For some companies, events are about more than developing sales leads and closing deals. Events can boost the morale of salespeople, whether it’s giving them the chance to strut their skills by creating sticky interpersonal connections with prospects or decompressing with cocktails and golf in a city far from home. In addition, the camaraderie that can develop between team members at events can pay major dividends for an organization. Rocky Gor, the founder of financial marketplace CAPX, believes events have more holistic value than they do for moving the needle on sales or revenue.
Sending salespeople to conferences can be considered a perk of the job, said Gor. People like going to nice hotels, after-conference parties, golf games, and networking events. “Firms often use conferences to host clients and prospects, so this can be considered a valuable stage of the sales funnel. Conferences are [also] a good source of competitive intelligence.”
While Gor doesn’t totally dismiss events as revenue producers, he admits that acquiring business at them is difficult. According to him, events in financial services just don’t pay the same dividends when it comes to sales leads as events in other industries might.
"In all of my years attending financial conferences, I never found any new business that way,” Gor said. “Sure, conferences expanded my network, and I kept up with new contacts, but they never produced any new business. So, for our industry, I wouldn’t rely on conferences for direct business generation.”

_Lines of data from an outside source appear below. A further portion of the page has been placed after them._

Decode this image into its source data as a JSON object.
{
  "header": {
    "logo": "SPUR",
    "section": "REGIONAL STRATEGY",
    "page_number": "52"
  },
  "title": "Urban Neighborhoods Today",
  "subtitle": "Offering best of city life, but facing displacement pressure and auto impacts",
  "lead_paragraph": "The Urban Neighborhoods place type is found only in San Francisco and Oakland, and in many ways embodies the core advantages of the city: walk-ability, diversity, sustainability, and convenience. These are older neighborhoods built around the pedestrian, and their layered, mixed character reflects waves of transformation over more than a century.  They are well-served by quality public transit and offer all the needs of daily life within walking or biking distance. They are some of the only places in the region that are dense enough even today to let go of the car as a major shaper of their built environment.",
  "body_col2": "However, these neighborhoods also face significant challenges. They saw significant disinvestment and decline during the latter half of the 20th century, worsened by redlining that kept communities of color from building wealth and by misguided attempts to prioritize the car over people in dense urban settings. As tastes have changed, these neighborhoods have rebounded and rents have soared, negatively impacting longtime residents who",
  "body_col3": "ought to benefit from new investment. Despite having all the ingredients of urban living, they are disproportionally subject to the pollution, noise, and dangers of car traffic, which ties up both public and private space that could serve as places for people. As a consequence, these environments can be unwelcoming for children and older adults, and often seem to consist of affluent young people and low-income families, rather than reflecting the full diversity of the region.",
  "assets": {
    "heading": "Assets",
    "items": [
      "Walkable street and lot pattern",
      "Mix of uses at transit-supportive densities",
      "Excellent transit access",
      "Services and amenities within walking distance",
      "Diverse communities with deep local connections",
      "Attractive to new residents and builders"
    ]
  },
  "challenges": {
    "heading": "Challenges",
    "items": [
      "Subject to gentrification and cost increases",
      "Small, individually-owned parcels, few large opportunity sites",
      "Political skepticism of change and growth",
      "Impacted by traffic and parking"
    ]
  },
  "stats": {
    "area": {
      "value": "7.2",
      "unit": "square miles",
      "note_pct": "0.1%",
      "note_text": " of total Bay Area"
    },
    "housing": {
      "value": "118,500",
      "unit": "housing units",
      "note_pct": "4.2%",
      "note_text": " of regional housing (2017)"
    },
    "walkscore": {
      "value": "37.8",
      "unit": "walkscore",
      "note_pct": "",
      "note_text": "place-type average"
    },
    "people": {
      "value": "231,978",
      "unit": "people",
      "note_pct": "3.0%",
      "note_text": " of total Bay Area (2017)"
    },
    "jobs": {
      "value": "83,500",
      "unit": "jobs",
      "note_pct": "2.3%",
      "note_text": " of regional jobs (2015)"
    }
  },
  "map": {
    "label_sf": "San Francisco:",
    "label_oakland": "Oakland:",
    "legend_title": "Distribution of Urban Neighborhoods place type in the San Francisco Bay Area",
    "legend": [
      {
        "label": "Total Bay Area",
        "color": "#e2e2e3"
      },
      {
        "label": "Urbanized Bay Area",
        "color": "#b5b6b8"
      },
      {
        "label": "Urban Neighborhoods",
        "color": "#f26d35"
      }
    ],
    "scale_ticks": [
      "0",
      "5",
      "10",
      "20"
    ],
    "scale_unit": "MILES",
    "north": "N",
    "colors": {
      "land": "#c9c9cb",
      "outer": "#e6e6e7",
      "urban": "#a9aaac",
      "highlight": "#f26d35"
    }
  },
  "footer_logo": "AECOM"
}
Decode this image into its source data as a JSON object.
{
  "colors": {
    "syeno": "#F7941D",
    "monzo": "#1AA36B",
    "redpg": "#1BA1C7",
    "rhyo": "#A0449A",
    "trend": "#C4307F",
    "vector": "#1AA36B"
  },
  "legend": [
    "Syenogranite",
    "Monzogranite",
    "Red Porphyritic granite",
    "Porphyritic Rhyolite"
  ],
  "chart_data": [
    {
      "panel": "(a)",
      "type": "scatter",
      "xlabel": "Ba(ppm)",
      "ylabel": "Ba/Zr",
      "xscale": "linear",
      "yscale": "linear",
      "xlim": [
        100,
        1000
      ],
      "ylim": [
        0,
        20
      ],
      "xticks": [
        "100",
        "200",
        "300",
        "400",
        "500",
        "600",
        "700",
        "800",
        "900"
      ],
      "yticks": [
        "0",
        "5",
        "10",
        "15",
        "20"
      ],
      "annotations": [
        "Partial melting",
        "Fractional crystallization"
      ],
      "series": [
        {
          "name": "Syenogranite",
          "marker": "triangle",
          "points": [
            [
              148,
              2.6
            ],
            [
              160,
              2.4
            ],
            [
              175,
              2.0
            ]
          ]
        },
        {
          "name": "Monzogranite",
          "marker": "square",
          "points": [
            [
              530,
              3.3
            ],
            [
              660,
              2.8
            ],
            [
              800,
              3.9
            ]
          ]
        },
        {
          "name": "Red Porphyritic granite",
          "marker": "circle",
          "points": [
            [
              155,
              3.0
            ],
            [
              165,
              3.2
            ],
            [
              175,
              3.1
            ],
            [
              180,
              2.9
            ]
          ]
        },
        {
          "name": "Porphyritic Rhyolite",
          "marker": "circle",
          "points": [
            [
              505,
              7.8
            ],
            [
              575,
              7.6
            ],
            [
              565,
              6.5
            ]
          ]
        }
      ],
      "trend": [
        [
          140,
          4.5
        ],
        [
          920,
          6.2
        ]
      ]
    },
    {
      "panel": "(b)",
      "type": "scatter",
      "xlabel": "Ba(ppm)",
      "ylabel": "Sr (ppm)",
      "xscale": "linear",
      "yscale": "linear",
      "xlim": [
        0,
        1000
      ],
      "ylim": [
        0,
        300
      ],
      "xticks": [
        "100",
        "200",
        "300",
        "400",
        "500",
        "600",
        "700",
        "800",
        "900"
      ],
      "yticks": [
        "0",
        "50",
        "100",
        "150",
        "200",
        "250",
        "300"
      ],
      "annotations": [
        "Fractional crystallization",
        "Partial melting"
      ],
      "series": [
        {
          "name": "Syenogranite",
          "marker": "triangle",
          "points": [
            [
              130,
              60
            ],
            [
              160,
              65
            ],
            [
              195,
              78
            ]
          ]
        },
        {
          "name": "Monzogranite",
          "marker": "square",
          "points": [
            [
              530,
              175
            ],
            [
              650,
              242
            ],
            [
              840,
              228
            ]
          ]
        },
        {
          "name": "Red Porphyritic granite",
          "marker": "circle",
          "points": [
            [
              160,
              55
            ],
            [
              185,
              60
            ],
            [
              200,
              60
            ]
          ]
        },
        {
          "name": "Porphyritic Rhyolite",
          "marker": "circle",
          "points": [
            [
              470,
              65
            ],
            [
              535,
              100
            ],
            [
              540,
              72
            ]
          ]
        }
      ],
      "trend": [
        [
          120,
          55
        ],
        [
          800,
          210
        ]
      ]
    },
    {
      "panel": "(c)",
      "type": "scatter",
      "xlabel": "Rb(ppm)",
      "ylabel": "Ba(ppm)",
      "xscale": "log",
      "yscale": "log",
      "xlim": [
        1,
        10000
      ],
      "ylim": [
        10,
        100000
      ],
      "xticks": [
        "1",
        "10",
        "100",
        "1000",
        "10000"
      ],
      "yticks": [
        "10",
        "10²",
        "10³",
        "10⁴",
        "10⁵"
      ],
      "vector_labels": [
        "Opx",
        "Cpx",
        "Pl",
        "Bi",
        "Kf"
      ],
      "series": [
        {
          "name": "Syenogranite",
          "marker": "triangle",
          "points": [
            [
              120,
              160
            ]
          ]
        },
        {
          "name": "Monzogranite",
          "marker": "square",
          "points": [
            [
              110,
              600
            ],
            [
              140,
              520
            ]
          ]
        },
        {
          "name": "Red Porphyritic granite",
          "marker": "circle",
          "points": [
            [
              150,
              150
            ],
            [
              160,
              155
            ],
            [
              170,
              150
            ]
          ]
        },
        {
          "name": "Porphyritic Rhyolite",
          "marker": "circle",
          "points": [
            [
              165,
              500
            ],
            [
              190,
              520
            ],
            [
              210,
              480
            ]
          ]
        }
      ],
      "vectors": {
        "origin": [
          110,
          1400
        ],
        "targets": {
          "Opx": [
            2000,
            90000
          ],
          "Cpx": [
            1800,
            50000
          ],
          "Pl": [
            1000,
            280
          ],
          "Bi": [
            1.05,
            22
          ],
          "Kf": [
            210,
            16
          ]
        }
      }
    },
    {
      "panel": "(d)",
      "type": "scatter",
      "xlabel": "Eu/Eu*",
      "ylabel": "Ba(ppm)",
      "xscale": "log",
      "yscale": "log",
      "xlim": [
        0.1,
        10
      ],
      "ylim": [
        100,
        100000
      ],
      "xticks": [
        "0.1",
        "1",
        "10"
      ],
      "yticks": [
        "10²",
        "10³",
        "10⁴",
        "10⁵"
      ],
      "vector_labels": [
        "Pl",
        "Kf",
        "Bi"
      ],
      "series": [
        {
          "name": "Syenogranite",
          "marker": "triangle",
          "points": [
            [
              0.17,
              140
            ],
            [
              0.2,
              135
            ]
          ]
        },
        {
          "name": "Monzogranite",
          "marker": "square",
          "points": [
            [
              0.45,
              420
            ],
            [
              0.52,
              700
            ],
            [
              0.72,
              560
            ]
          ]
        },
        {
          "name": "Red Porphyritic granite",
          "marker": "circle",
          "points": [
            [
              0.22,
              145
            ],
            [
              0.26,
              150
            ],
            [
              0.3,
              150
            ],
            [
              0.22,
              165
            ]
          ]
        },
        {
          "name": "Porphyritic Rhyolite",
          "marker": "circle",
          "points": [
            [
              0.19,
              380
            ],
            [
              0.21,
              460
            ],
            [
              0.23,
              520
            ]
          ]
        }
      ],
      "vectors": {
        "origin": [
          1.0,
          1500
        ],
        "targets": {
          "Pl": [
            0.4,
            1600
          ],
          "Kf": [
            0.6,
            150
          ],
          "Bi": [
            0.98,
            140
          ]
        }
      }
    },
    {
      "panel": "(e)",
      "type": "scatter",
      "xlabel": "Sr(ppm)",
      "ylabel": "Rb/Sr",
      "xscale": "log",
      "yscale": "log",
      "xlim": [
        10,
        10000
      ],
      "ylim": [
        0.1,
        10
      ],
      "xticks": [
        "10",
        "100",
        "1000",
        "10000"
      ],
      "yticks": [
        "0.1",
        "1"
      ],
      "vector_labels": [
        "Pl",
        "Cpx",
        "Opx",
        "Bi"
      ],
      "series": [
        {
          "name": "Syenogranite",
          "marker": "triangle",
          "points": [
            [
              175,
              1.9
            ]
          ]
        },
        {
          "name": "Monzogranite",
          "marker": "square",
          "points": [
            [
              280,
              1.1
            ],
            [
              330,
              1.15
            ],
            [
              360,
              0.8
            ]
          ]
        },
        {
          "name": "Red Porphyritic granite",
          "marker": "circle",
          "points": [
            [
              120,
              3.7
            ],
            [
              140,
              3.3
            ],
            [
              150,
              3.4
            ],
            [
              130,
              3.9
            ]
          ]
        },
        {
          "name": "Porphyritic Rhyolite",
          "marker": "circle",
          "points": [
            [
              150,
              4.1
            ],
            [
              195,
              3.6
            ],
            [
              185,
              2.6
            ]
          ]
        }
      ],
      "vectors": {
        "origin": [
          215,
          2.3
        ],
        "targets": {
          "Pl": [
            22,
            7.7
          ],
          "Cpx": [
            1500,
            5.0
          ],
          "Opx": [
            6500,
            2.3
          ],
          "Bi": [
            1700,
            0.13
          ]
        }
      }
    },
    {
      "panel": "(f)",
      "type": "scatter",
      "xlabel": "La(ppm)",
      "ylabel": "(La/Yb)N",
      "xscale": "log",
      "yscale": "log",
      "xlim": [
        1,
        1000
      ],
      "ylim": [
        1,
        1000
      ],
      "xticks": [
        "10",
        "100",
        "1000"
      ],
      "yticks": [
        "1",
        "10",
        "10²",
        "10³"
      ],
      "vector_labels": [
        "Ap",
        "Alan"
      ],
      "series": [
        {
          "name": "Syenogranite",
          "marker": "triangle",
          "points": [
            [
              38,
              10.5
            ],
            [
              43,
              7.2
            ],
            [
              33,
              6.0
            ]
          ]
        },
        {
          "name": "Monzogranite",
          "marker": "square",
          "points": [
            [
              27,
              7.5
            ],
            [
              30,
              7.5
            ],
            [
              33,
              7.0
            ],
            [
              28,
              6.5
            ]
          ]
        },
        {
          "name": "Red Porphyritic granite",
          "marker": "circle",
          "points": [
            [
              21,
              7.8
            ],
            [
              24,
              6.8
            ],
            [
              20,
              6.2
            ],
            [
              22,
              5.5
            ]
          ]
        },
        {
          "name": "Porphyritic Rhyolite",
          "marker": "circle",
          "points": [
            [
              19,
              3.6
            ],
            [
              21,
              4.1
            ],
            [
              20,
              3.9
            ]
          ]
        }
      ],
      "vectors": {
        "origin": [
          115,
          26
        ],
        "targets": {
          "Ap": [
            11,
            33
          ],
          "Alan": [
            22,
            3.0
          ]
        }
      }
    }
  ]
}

Sending employees on expensive junkets is a nice perk to offer for companies looking to reduce employee churn. — Rocky Gor, founder of CAPX
Gor said that events also get sales representatives and executives to mingle in new places post-pandemic. According to him, sending employees to events is another tool executives are using to keep employees from leaving for a better job offer.
“Business travel was dead for 18 months, so people are looking for any excuse they can get to travel to Vegas, Miami, New York, the Caribbean,” he said. “Sending employees on expensive junkets is a nice perk to offer for companies looking to reduce employee churn, which has been at the top of many executives’ minds during the Great Resignation.”